Both women were of Italian descent. I think my maternal grandmother became more American-ized because she married a man of mostly Irish ancestry.
My paternal grandmom used to speak a little Italian when she didn’t want to use English.
We had a cat growing up who liked to escape the house. My grandmother would use a slightly profane word for tramp for the cat—puttanella. Or she would tell us to sit down and she would use the Italian word for butt—culo.
Both women had memorable kitchen talents. In fact, I make dishes both women used to make. Ironically, my two favorite dishes from my grandmothers utilizes potatoes.
I have no memories of my grandfathers. Both were deceased by the time I could speak in sentences. But while my parents were younger, their mothers would help their husbands out in their independent businesses. It is from both women, that I learned the importance of hard work.
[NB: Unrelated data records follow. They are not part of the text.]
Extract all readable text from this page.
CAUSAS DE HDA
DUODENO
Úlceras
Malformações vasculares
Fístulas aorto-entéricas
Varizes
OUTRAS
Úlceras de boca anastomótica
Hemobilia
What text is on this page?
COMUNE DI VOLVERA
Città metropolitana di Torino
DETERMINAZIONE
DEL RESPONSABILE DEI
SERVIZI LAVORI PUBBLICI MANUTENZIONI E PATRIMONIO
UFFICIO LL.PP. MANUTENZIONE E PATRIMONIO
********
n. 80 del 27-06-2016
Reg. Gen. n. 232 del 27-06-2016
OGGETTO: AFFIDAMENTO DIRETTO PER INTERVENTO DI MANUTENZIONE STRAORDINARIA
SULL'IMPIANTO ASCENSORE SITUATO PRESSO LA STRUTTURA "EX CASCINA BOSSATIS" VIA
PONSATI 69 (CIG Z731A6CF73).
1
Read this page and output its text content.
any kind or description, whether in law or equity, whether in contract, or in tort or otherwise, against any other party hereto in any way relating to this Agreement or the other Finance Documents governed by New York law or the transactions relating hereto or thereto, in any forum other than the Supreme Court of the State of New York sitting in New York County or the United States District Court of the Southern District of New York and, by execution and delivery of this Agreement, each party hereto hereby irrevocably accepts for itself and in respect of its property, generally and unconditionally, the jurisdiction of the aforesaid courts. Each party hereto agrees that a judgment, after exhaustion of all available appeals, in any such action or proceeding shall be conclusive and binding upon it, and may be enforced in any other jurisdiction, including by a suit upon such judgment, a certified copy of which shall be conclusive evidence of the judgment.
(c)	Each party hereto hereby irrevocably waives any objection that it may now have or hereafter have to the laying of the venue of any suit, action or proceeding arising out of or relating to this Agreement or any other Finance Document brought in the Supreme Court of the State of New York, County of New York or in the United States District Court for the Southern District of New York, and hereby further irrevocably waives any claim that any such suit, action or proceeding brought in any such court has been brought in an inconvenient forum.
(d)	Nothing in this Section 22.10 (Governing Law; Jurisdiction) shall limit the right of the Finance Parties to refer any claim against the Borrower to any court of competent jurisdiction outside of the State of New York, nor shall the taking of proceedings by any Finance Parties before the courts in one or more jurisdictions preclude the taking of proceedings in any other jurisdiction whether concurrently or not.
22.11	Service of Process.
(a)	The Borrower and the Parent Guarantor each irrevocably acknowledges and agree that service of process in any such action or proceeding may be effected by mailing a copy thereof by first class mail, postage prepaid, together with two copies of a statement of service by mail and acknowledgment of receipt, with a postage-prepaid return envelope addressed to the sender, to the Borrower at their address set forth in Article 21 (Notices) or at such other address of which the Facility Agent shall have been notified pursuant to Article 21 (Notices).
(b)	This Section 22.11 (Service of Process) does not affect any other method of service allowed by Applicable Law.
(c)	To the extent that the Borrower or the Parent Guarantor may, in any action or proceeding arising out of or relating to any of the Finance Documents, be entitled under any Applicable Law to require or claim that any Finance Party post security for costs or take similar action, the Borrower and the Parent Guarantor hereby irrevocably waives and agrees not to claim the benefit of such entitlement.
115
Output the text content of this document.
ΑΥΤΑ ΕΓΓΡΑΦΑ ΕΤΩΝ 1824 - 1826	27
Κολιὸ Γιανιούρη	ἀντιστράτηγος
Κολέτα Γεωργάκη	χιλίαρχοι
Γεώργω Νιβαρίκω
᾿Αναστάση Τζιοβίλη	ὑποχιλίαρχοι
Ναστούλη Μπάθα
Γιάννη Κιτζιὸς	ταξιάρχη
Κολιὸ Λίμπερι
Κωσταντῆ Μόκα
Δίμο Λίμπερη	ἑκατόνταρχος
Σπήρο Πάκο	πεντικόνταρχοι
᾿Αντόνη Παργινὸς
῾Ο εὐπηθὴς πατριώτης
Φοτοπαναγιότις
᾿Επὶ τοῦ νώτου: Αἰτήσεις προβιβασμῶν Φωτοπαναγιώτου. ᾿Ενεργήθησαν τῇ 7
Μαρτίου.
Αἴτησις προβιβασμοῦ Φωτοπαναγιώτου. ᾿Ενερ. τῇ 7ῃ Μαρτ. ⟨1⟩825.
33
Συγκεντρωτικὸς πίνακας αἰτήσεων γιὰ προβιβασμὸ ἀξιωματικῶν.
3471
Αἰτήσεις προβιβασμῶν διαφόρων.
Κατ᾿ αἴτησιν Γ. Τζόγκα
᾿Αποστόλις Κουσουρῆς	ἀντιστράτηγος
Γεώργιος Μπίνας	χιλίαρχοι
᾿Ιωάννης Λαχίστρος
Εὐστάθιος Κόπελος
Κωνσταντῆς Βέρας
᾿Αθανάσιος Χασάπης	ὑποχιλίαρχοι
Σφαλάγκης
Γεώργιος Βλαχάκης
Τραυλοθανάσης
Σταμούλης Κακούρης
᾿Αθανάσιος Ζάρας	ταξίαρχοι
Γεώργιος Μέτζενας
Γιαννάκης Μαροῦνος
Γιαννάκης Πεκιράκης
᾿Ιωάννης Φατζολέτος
Funny enough, both women were a little vain about their age. My dad’s mom would always insist she was 29, she passed away at near to 90. My mom’s mother was known to lie about her age. She too was about 90 when she died.
They also loved me and all their grandchildren with an intensity that is really only appreciated after their passing.
My maternal grandmother showed her love in actions and gifts. She would ask about our lives and even though she lived nowhere near Hammonton, she subscribed to this paper so that she could understand about where her family was living.
My dad’s mother would sign her cards to us with lines and lines of x’s and o’s. As she grew older, the number of hugs and kisses were less in the cards but she always made sure to tell us how much she loved us.
It has been years since they have both been alive. They are missed every day.